After two weeks of waiting, I finally had my follow up appointment yesterday. I was hoping for a magic bullet. I wanted to doctor to tell me that my glucose and insulin numbers were a disaster, that my cholesterol was a mess and that I was pre-diabetic. All of these things would have meant pharmaceutical interventions (likely in the form of Metformin) and the added side effect of weight loss, the best side effect in the world. While my hormone levels confirmed the PCOS diagnosis, I exhibit none of the secondary side effects. My insulin and blood glucose levels are fantastic, I have very low overall cholesterol and very high HDL (“good”) cholesterol and my cardiovascular health is fantastic. The doctor attributed my high volume of exercise combined with my rather meticulous diet for controlling all of the normal secondary side effects of PCOS. I am fat; I am in excellent health.

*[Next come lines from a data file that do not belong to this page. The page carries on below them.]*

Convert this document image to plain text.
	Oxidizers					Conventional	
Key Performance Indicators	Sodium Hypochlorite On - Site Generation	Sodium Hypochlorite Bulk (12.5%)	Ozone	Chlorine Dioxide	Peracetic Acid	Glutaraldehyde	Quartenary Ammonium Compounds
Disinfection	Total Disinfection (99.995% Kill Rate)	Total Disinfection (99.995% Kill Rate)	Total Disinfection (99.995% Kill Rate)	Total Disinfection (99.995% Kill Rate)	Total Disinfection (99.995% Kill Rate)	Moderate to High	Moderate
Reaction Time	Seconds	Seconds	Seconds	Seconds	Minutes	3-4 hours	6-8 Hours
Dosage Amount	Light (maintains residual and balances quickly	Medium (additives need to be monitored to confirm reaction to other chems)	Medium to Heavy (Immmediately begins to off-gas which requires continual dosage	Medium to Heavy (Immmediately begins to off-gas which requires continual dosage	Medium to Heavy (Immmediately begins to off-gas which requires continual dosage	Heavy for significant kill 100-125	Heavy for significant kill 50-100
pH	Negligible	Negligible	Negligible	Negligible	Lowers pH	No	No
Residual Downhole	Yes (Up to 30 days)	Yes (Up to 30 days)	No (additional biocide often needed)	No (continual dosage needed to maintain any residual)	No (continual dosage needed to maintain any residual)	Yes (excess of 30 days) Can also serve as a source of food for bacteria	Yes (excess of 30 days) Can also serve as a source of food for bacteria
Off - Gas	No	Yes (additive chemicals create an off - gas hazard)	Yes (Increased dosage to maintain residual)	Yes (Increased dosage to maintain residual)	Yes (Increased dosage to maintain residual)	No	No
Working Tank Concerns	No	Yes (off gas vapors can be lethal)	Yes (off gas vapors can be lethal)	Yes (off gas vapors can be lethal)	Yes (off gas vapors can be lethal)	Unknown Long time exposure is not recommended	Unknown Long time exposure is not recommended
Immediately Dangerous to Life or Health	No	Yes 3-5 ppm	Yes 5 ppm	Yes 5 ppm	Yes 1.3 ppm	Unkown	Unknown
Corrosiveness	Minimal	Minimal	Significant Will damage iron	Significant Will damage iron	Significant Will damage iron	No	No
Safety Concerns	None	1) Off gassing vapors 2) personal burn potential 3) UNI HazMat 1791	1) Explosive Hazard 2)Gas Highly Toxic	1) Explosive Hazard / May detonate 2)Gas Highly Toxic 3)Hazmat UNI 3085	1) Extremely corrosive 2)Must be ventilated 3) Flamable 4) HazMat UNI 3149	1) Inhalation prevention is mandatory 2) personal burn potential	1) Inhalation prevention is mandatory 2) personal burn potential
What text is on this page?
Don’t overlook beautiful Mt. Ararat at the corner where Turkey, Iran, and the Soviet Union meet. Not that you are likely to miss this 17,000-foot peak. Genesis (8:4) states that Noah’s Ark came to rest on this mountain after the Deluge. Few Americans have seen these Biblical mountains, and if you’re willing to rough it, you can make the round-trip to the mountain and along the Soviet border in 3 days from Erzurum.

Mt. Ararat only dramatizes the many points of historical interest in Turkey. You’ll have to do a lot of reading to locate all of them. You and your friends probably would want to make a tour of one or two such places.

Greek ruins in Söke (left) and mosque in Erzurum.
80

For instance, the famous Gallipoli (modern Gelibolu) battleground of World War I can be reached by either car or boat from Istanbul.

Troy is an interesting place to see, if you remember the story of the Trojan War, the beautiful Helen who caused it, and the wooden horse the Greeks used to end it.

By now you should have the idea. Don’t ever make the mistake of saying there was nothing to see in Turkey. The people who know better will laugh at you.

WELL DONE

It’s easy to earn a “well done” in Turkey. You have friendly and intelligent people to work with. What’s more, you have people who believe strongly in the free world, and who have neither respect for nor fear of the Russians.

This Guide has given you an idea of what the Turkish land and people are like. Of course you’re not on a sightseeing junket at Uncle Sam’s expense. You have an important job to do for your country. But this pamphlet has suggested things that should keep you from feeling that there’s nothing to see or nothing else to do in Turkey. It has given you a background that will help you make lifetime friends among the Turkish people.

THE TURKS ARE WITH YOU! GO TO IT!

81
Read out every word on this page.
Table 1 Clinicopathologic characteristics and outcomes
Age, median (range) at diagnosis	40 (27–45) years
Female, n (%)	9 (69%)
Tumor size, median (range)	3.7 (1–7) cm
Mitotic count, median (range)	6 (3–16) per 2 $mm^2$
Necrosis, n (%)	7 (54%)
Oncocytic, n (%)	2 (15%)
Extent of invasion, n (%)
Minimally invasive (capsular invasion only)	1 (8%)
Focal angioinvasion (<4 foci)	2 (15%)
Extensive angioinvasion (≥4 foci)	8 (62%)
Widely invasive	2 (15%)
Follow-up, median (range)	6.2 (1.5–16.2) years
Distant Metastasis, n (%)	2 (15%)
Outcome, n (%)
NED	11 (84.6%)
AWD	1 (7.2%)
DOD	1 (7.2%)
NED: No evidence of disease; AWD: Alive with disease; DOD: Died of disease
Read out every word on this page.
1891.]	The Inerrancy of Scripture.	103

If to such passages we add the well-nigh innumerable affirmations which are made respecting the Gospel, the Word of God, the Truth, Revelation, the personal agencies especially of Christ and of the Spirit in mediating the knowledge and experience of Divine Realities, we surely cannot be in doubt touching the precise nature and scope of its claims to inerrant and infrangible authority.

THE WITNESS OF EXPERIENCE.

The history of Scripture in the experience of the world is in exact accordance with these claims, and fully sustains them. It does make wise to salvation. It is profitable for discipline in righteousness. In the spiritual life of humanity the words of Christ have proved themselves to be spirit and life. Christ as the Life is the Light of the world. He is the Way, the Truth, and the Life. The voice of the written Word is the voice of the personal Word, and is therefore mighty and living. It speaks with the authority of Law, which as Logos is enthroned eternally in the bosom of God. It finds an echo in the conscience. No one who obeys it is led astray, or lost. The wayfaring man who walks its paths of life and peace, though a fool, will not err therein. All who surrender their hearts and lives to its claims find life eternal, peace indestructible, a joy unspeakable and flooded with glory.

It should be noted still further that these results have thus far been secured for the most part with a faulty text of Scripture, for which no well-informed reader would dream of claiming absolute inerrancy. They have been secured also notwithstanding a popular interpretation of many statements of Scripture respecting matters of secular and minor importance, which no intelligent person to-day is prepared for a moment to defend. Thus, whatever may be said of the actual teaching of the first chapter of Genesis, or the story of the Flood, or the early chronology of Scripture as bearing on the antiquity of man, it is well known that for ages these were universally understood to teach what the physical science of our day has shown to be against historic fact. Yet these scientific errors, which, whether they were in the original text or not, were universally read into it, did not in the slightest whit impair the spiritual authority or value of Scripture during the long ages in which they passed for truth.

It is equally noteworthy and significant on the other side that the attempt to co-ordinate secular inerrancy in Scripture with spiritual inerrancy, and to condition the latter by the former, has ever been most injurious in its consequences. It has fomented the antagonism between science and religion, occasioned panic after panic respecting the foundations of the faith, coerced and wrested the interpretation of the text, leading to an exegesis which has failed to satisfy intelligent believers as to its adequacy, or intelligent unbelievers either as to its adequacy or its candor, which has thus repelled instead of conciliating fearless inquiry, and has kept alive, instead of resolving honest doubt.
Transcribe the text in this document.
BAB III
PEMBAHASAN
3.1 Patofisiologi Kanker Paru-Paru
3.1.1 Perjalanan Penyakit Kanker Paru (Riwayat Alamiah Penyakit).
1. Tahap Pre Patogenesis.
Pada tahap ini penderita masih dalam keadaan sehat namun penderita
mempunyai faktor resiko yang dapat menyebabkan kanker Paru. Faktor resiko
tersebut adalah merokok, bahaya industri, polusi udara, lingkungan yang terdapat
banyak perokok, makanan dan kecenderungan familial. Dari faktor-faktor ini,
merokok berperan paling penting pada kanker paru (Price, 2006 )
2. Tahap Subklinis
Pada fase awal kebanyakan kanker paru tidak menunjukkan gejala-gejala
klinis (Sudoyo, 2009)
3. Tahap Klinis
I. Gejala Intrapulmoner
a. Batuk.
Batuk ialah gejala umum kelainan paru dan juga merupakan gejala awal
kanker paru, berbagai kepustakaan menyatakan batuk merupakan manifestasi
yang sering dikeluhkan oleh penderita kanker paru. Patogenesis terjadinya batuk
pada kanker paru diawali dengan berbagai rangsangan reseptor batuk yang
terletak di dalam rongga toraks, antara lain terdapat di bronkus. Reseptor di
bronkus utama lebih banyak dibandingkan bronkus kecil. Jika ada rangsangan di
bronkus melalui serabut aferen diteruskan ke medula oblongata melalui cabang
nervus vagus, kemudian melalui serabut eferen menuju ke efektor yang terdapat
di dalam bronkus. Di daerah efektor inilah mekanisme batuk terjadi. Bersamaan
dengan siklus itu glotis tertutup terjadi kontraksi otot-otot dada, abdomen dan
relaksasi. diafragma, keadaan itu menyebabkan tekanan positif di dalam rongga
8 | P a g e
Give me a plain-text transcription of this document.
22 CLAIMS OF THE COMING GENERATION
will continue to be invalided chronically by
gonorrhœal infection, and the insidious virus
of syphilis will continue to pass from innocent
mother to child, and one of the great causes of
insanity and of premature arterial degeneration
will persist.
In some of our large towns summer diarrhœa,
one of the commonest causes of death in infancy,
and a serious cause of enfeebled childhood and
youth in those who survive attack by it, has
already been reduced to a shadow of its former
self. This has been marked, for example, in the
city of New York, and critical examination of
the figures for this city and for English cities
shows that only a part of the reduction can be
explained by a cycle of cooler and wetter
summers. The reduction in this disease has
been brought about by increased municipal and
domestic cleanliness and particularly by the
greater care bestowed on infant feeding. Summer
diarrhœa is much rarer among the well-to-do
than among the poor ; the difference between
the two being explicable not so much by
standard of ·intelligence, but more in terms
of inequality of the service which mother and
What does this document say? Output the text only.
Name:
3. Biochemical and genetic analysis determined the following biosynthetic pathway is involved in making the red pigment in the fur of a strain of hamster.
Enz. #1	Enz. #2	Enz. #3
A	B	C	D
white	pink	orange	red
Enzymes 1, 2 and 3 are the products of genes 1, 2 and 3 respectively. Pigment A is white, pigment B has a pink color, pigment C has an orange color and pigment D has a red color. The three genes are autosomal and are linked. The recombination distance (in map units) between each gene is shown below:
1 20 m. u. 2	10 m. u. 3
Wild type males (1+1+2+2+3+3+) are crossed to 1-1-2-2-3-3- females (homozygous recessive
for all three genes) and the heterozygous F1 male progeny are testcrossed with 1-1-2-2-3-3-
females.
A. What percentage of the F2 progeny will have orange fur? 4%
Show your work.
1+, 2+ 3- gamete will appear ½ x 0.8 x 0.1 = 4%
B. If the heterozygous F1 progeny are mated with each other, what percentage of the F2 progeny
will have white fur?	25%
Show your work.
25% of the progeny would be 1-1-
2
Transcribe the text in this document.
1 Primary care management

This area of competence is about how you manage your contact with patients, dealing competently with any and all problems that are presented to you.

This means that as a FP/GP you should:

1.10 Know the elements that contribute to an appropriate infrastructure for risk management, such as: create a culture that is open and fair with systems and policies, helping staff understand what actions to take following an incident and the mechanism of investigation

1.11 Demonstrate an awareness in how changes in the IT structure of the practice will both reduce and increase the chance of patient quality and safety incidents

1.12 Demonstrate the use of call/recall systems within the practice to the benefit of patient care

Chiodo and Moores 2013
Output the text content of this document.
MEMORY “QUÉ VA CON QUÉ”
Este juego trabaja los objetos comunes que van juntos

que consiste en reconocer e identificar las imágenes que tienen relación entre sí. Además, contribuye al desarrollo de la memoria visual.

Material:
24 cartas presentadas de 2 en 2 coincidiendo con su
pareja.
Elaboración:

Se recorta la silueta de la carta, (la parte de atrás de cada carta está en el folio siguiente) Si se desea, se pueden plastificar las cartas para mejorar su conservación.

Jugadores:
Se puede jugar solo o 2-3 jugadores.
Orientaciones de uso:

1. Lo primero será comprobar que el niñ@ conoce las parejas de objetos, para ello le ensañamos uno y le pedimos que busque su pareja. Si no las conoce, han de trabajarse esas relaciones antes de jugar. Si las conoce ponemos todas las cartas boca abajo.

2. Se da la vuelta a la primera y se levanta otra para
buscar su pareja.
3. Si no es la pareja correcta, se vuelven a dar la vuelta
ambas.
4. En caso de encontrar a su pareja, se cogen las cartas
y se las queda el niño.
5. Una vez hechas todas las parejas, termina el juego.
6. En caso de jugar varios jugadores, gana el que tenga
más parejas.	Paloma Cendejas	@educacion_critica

While most people would be ecstatic to hear this news (“hooray, I’m not diabetic”), I was devastated. I don’t want to be fat. I want to be fast and body composition is my biggest limiter. The doctor recommended oral birth control pills to help regulate my hormones, but I told her I’m not going to risk additional weight gain that often accompanies oral contraceptives. She then recommended an IUD, which I am having inserted next month. I again expressed my concerns about weight. While my hormone imbalances are likely contributing to my weight gain (in fact I started gaining weight when I went off birth control four years ago), as an endocrinologist she doesn’t have anything she can do to help treat this particular “symptom” (she did, however, say that she could help me if I decided I wanted to get pregnant). She recommended trying a ketogenic diet as there are studies demonstrating that women with PCOS respond particularly well to this kind of diet and going back to my GP for a prescription diet drug such as Belviq.
So, what do I do now?
I think its worth trying a ketogenic diet. Right now because of knee surgery my training volume is very low, so a low carbohydrate approach is not a bad idea. In addition, there are some pretty good resources out there on how to make training and a ketogenic diet work together. If it doesn’t work, I won’t be any worse off than I am now. I’m not sure how I feel the diet drugs recommendation. I figure it is probably worth making an appointment to discuss it, but I don’t know that my doctor will actually prescribe it and I don’t know if the side effects will make taking it worthwhile. The only truly concrete thing I can do is keep training, try my hardest and race smart. I just wish that the way my body looks actually reflected how much time and effort I spend on my training and nutrition. Overcoming that particular reservation may be the hardest thing of all.